On hearing how much I was enjoying San Diego, someone on Facebook joked that it was a "cultural desert." Guess this must have been someone who has never been to Balboa Park, our destination for today.
In the morning, after breakfast, Lynn set out to examine the possibilities for a day in the park, with the help of her two canine assistants.
(It's easy to see in what high esteem the furry people here are held.)
After some disagreements with "Matilda," the GPS voice in Lynn's car, we got to Balboa park and were presented with such a plethora of cultural diversities that they didn't all fit on the map I was trying to decipher. I don't know how many museums there are in the park, but everything from the tiny camera club museum to the large natural history museum, and just about everything in between, including the zoo, which I recognized from my trip here with Peggy in 2000.
There were any number of street entertainers.
The froufrou on the buildings was definitely over the top.
We were looking through the many museums for the Museum of Photographic Arts, which we eventually found sandwiched in the same building as the Museum of San Diego History, across from the Museum of Natural History and the Museum of Science.

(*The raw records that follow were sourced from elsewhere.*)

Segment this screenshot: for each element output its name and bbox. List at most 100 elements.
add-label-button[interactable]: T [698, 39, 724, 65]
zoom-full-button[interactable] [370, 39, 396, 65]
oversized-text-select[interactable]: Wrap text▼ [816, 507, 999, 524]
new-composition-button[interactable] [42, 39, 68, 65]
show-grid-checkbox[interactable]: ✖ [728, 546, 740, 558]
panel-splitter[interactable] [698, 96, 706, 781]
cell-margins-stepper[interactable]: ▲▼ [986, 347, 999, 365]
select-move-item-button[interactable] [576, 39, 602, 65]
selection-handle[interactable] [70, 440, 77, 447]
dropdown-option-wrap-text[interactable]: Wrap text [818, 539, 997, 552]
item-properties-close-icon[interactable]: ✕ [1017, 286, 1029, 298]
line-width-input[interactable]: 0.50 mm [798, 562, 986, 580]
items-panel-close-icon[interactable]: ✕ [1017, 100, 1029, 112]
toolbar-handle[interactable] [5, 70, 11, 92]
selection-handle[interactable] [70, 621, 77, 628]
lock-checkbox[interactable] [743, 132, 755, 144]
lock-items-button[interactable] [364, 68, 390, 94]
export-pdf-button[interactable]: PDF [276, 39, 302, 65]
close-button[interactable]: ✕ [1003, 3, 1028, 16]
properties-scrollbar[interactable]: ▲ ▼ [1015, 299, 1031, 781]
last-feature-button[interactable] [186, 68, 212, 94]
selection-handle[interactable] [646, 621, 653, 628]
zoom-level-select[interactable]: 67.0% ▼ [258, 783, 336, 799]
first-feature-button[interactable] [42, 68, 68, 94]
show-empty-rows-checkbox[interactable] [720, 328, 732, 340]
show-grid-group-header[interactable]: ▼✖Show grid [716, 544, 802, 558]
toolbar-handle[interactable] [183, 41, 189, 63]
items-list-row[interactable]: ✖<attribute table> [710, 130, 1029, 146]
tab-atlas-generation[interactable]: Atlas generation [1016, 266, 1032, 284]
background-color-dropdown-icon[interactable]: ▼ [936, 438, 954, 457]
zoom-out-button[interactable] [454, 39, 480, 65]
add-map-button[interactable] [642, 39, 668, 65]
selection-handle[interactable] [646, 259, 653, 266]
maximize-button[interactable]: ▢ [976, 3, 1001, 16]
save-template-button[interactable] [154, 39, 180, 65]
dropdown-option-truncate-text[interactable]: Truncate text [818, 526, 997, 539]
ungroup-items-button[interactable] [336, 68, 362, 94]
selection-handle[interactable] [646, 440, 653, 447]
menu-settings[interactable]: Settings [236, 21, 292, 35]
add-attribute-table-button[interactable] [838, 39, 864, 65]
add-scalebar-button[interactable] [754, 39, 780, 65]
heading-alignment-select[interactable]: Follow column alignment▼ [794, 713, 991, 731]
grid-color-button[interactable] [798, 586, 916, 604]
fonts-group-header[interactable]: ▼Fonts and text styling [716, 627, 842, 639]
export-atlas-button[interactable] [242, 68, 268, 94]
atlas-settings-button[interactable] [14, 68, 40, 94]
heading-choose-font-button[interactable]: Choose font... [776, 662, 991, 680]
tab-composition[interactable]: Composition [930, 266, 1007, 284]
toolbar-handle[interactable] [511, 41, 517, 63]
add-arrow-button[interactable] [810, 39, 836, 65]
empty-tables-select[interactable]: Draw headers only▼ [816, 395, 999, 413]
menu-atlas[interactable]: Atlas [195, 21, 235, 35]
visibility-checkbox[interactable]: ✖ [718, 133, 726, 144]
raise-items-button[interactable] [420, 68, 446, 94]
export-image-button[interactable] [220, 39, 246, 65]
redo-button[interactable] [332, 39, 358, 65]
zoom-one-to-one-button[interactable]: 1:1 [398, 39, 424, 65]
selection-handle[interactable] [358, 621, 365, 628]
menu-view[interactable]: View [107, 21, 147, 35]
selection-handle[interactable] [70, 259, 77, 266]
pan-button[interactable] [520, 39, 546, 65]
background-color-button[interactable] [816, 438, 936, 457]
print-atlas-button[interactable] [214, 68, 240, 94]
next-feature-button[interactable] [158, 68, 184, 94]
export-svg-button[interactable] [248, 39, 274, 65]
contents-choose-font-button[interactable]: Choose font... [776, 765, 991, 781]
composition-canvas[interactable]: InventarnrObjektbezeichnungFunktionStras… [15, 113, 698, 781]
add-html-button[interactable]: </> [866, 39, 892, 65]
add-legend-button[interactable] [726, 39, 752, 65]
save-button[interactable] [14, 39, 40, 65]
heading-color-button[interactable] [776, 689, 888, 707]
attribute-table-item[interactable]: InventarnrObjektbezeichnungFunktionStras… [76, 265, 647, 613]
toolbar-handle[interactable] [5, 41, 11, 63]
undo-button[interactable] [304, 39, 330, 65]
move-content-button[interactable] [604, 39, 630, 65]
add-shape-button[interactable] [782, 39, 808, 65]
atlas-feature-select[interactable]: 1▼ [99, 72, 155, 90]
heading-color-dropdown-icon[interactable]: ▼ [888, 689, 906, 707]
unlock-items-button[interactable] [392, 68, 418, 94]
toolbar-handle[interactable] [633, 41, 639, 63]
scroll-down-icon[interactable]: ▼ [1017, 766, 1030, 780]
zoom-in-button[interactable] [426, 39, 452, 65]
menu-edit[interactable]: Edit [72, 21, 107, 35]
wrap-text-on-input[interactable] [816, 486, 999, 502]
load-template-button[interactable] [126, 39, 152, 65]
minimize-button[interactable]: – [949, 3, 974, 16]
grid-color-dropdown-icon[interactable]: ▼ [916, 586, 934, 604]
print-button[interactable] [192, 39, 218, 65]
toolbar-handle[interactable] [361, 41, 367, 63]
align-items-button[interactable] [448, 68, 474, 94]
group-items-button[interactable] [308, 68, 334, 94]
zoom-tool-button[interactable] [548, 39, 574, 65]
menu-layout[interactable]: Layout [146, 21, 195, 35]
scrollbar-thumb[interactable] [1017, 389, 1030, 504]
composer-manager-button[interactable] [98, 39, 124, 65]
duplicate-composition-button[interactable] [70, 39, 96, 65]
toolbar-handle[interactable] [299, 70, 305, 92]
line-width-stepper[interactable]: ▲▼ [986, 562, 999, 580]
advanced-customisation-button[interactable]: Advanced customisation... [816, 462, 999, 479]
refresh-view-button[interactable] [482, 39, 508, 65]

It was a fabulous museum, tracing the history of photography. I was struck over and over again the power of photographs to capture an emotion that you can't capture in quite the same way with a painting. A photo captures that one split second in time when the subject may have been caught off guard and when the real essence of that person leaps off the print.
I was sorry photos weren't allowed, but certainly understand why they weren't, though there were many photos I wished I could copy just to be able to show what I meant.
A photo of Groucho Marx, for example. Totally candid and I almost didn't recognize him. Or a picture of a woman in a camp in Tanzania in the early 1900s, holding her baby. The picture on her face showed the total depression she was feeling and I found myself wondering what ever became of her. There was a picture of two very posh ladies draped in furs, wearing tiaras, alighting from a limo, with what had to have been an onlooker, the expression of disgust on his face evident.
And there was a sad quartet of photos of Marilyn Monroe, 3 taken for a Life magazine spread at the start of her career and a candid taken a short time before death, the ravages of fame so clear on her face.
I was very sorry to have to pass up a photo of a snowflake, taken very early in the history of photography, by a man who snapped individual snowflakes on black velvet...and had to take the pictures within 15 seconds before the flakes melted, to prove that no two snowflakes are alike.
I'm not sure what our own little quartet of pictures taken in a photo booth in the gift shop says about us, but we had to step into the booth and give it a try. (I suspect it says that we were having a good time!)
We finally left Balboa Park without having visited the Art Institute or the Air and Space Museum, or Museum of Man or the Timken Museum of art, or the Japanese Museum, or the Centro Cultural de la Raza, or the botanical garden or any one of a host of other museums just in Balboa Park alone. We didn't see the Youth Symphony Conservatory, Junior Theatre, Civic Youth Ballet, or Civic Dance Arts.
Definitely not a cultural wasteland!
We came home to feed and walk the dogs and then off to Old Town for dinner. Fortunately we had reservations at Cafe Coyote, one of the best Mexican restaurants in town, because the line to get in was very long.
But we were showed to our seat immediately and we contemplated our dinner choices over a nice big Cadillac Marguerita.
Dinner was fabulous, but too big, and we both brought home doggie bags.
We came home and collapsed in front of the TV. The last thing I remember was starting to watch The Medium and waking up at 9:30 to a completely dark house, with Lynn and the dogs already in bed.
It's been a full, but such a fun day. Sad to realize that I will be writing my next entry from home, as I leave in about 24 hours to fly back to Sacramento.